The latest victim in Metro-Goldwyn-Mayer's financial melodrama is James Bond: The 23rd Bond film, which was tentatively scheduled for release in 2011 or 2012, has been "indefinitely" postponed as a result of MGM's precarious financial position.
"Due to the continuing uncertainty surrounding the future of MGM and the failure to close a sale of the studio, we have suspended development on BOND 23 indefinitely. We do not know when development will resume and do not have a date for the release of BOND 23," producers Michael Wilson and Barbara Broccolisaid in a prepared statement.
Although the word "indefinitely" doesn't give much cause for hope of a finished film, Bond star Daniel Craig sounded slightly optimistic that this was just a temporary hitch. "I have every confidence in Barbara and Michael's decision and look forward to production resuming as quickly as possible," he reportedly said.
No doubt the news comes as a buzz-kill for die-hard Bond fans as well as MGM execs. The Bond franchise, the longest running in film history, is probably the studio's most valuable asset, and if MGM can't churn out Bond films, its chances of improving its financial situation are basically nil. One of the few films the studio has recently released, "Hot Tub Time Machine," has grossed $42 million at the box office and cost an estimated $36 million to make. Still, a $6 million profit isn't going to put a dent in MGM's monstrous $4 billion debt.
Nor is cheap to fund James Bond's extravagant lifestyle. The most recent Bond film, 2008's "Quantum of Solace," cost $200 million to produce and grossed just $168 million domestically at the box office. But MGM certainly made a profit after adding in its share of the $418 million in international ticket sales, not to mention DVD- and merchandise-related revenue.

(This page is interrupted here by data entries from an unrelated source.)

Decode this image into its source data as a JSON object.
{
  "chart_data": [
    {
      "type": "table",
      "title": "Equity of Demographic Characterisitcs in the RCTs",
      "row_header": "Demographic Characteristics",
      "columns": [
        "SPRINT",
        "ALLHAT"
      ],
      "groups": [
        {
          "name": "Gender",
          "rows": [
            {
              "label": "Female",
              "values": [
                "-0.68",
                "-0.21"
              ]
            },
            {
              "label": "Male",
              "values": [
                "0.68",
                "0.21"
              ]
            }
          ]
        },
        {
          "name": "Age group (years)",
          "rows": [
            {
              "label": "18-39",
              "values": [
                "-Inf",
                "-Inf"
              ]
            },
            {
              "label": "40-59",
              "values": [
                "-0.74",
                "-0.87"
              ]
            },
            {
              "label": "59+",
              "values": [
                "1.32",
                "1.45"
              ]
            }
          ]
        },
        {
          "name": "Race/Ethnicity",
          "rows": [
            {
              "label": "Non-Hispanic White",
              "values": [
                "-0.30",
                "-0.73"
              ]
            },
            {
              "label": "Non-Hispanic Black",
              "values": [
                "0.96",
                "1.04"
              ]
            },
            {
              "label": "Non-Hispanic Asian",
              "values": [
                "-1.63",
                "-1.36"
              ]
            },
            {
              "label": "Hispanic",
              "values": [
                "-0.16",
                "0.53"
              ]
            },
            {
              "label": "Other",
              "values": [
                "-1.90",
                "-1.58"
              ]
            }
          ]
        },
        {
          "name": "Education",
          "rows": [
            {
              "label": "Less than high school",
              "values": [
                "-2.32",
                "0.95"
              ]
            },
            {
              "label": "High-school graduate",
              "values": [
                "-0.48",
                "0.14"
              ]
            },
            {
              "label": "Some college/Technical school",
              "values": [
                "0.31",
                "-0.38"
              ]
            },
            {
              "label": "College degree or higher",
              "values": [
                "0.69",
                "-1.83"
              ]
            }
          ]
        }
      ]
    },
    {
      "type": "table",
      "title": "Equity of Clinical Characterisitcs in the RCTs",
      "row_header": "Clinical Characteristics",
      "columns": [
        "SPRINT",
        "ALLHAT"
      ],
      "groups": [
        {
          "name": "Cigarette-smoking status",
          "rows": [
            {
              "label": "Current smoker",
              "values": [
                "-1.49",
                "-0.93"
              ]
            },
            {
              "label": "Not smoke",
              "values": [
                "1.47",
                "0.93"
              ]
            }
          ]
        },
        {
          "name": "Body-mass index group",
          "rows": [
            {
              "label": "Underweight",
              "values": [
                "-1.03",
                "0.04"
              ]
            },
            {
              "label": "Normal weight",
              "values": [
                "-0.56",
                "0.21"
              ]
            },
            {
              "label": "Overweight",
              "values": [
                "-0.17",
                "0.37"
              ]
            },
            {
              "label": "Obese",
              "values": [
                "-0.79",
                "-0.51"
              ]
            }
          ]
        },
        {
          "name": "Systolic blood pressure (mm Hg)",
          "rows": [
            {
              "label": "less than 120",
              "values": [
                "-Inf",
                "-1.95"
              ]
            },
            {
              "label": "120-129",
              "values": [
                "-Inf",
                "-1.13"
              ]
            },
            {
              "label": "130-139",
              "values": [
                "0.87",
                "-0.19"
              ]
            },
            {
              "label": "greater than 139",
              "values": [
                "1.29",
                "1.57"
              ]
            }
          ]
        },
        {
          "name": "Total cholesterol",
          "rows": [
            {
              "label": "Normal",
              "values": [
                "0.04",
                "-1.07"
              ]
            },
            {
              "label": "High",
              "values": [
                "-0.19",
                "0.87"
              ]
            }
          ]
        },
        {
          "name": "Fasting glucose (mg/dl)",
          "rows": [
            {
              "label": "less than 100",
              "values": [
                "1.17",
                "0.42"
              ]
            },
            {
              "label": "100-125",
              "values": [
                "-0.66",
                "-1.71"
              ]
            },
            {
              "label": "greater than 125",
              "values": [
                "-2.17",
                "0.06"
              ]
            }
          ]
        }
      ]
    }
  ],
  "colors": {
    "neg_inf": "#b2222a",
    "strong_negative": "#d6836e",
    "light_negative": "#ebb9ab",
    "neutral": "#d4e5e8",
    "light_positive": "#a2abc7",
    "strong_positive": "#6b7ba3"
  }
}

Although several parties have expressed interest in MGM, nobody has sealed a deal to buy it. The studio was expected to fetch somewhere around $2 billion, but thus far, the highest bid has reportedly come from Time Warner (TWX), and that was for the bargain-basement sum of $1.5 billion. That's a steep discount from 2004, when a partnership led by Sony bought the studio for $5 billion, about $2 billion of which went to MGM's debt. The most recent names to surface as possible acquirers were film directors Tony and Sir Ridley Scott.
Shares of James Bond 23 on the Hollywood Stock Exchange, a fantasy stock exchange, fell 6.8% or $5.50 to $75.52 in Tuesday's trading. (The trading value reflects investors' estimates of what the movie would have grossed in the first four weeks at the U.S. box office.)